Love and Loss: The Song’s Hidden Meaning
Intermixed with potent symbols of confinement and disillusionment, ‘Australia’ unexpectedly weaves a tale of romantic yearning and rebuff. The repeated motif of being ‘damned to be one of us’ suggests a commonality of experience—a shared sentence of the heart’s trials and tribulations.
The singer’s desire to ‘be pulled from the ocean’ or ‘changed by a potion’ to find love unveils a deeply human desire to escape one’s reality and transform into something, or someone, else. This unmet desire speaks volumes of the central character’s internal life, one that is overshadowed by unfulfilled longings.

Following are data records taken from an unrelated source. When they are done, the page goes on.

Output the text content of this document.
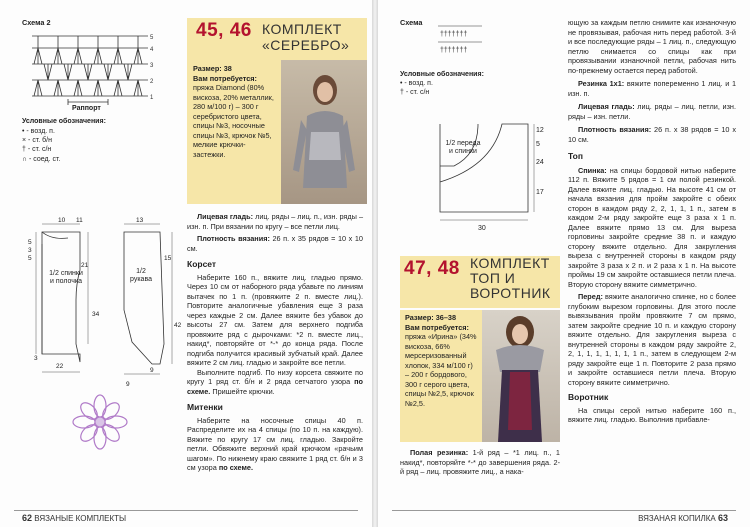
Схема 2
5
4
3
2
1
Раппорт
Условные обозначения:
• - возд. п.
× - ст. б/н
† - ст. с/н
∩ - соед. ст.
10 11
5
3
5
13
21
15
34
42
3
22
9
9
1/2 спинки и полочка
1/2 рукава
45, 46 КОМПЛЕКТ
«СЕРЕБРО»

Размер: 38

Вам потребуется:

пряжа Diamond (80% вискоза, 20% металлик, 280 м/100 г) – 300 г серебристого цвета, спицы №3, носочные спицы №3, крючок №5, мелкие крючки-застежки.

Лицевая гладь: лиц. ряды – лиц. п., изн. ряды – изн. п. При вязании по кругу – все петли лиц.

Плотность вязания: 26 п. х 35 рядов = 10 х 10 см.

Корсет

Наберите 160 п., вяжите лиц. гладью прямо. Через 10 см от наборного ряда убавьте по линиям вытачек по 1 п. (провяжите 2 п. вместе лиц.). Повторите аналогичные убавления еще 3 раза через каждые 2 см. Далее вяжите без убавок до высоты 27 см. Затем для верхнего подгиба провяжите ряд с дырочками: *2 п. вместе лиц., накид*, повторяйте от *-* до конца ряда. После подгиба получится красивый зубчатый край. Далее вяжите 2 см лиц. гладью и закройте все петли.

Выполните подгиб. По низу корсета свяжите по кругу 1 ряд ст. б/н и 2 ряда сетчатого узора по схеме. Пришейте крючки.

Митенки

Наберите на носочные спицы 40 п. Распределите их на 4 спицы (по 10 п. на каждую). Вяжите по кругу 17 см лиц. гладью. Закройте петли. Обвяжите верхний край крючком «рачьим шагом». По нижнему краю свяжите 1 ряд ст. б/н и 3 см узора по схеме.

62 ВЯЗАНЫЕ КОМПЛЕКТЫ
Схема
†††††††
†††††††
Условные обозначения:
• - возд. п.
† - ст. с/н
12
5
24
17
30
1/2 переда и спинки
47, 48 КОМПЛЕКТ
ТОП И
ВОРОТНИК

Размер: 36–38

Вам потребуется:

пряжа «Ирина» (34% вискоза, 66% мерсеризованный хлопок, 334 м/100 г) – 200 г бордового, 300 г серого цвета, спицы №2,5, крючок №2,5.

Полая резинка: 1-й ряд – *1 лиц. п., 1 накид*, повторяйте *-* до завершения ряда. 2-й ряд – лиц. провяжите лиц., а нака-

ющую за каждым петлю снимите как изнаночную не провязывая, рабочая нить перед работой. 3-й и все последующие ряды – 1 лиц. п., следующую петлю снимается со спицы как при провязывании изнаночной петли, рабочая нить по-прежнему остается перед работой.

Резинка 1х1: вяжите попеременно 1 лиц. и 1 изн. п.

Лицевая гладь: лиц. ряды – лиц. петли, изн. ряды – изн. петли.

Плотность вязания: 26 п. х 38 рядов = 10 х 10 см.

Топ

Спинка: на спицы бордовой нитью наберите 112 п. Вяжите 5 рядов = 1 см полой резинкой. Далее вяжите лиц. гладью. На высоте 41 см от начала вязания для пройм закройте с обеих сторон в каждом ряду 2, 2, 1, 1, 1 п., затем в каждом 2-м ряду закройте еще 3 раза х 1 п. Далее вяжите прямо 13 см. Для выреза горловины закройте средние 38 п. и каждую сторону вяжите отдельно. Для закругления выреза с внутренней стороны в каждом ряду закройте 3 раза х 2 п. и 2 раза х 1 п. На высоте проймы 19 см закройте оставшиеся петли плеча. Вторую сторону вяжите симметрично.

Перед: вяжите аналогично спинке, но с более глубоким вырезом горловины. Для этого после вывязывания пройм провяжите 7 см прямо, затем закройте средние 10 п. и каждую сторону вяжите отдельно. Для закругления выреза с внутренней стороны в каждом ряду закройте 2, 2, 1, 1, 1, 1, 1, 1, 1 п., затем в следующем 2-м ряду закройте еще 1 п. Повторите 2 раза прямо и закройте оставшиеся петли плеча. Вторую сторону вяжите симметрично.

Воротник

На спицы серой нитью наберите 160 п., вяжите лиц. гладью. Выполнив прибавле-

ВЯЗАНАЯ КОПИЛКА 63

Memorable Lines: Echoes of Resilience and Desperation
‘Been alone since you were twenty-one’ and ‘You haven’t laughed since January’—these lines cut to the core, depicting a chronic solitude that haunts the character, establishing a timeline of despair and a cry for change. It’s the acknowledgment of a life that has stalled, a laugh that has become a stranger.
And yet, in the end, Mercer implores the listener to take a leap of faith with ‘let’s jump out the window,’ perhaps a metaphor for breaking free from the confines of a stifling existence. This heart-wrenching plea encapsulates the song’s essence: the perpetual battle between succumbing to life’s pressures and the innate human instinct to soar beyond them.